In practice, our computers are huge and powerful, so whatever you do it will probably work almost all of the time. Until, I don't know, several million customers want to access your website in a space of a few minutes.

Yeah, but if you have several million customers then usually you can afford more than one server.

So mostly it doesn't matter. But I think it's natural to use Async for any kind of server IO. There are crates like hyper and axum that make it easy, almost trivial.

Async matters a lot. But on the opposite side of spectrum. Not when you have lots of threads, but when you have two, four or eight. Because making sure you are distributing work nicely between two or four or eight threads (that's what typical customer CPUs have) and using all the resources you have… it's quite challenging task.

But if you split your program into lots and lots of small tasks which can be executed in parallel… you may get very nice speedup.

Think rustc which is so slow everyone complains. With async used judiciously it would have been able to use all the cores in your CPU.

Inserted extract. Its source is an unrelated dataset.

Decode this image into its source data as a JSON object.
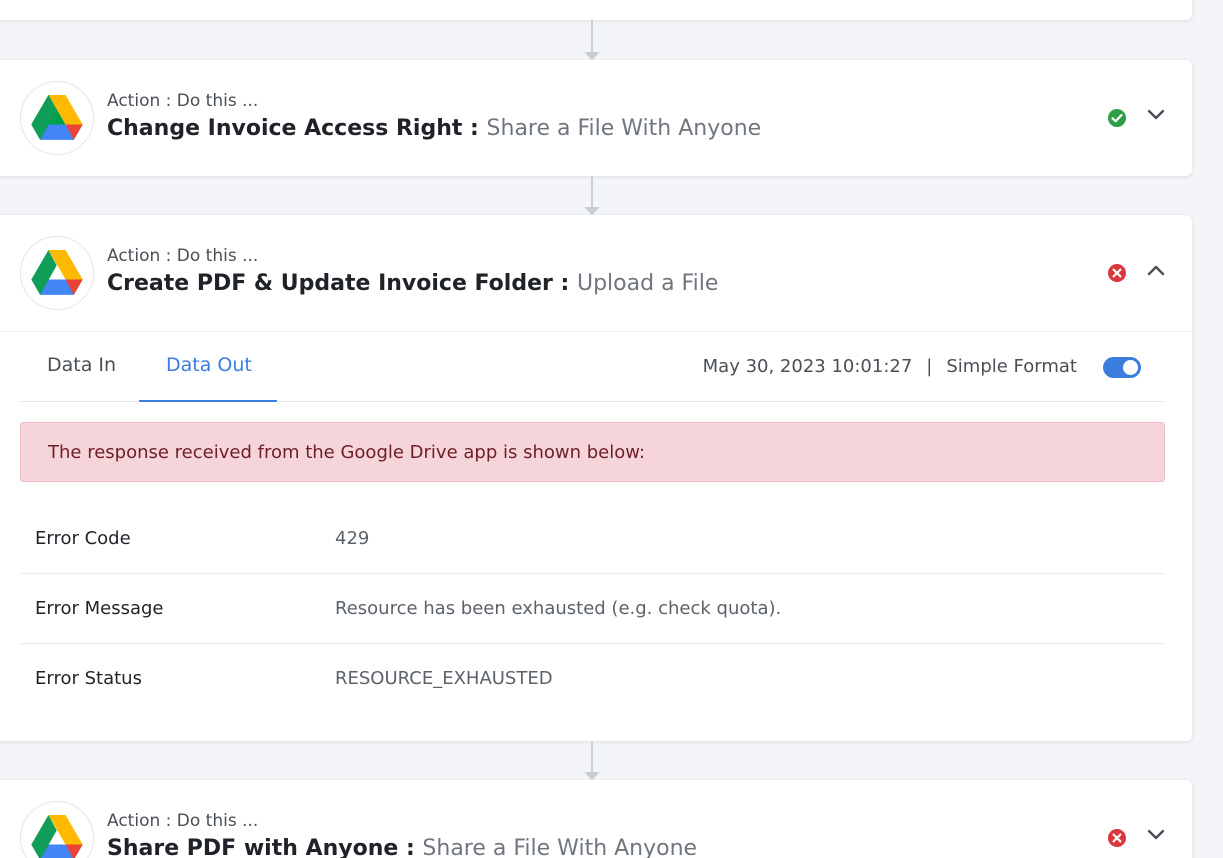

Of course there are other, more pressing issues with rustc and one or two async functions wouldn't help, you need, basically, your whole program composed just from them. But that is much more important than threads overhead.

Which makes async, surprisingly enough, extremely important for client programs, not server programs. Servers always had an “embarrassingly parallel” option: just run request from one customer on one thread and bam: all your cores are useful (or if they are not useful because you have too few customers then you have completely different problem). Client doesn't have such an option. It needs async.

And yes, on opposite end of spectrum you may achieve something which requires millions of threads without async, but these things are very rare.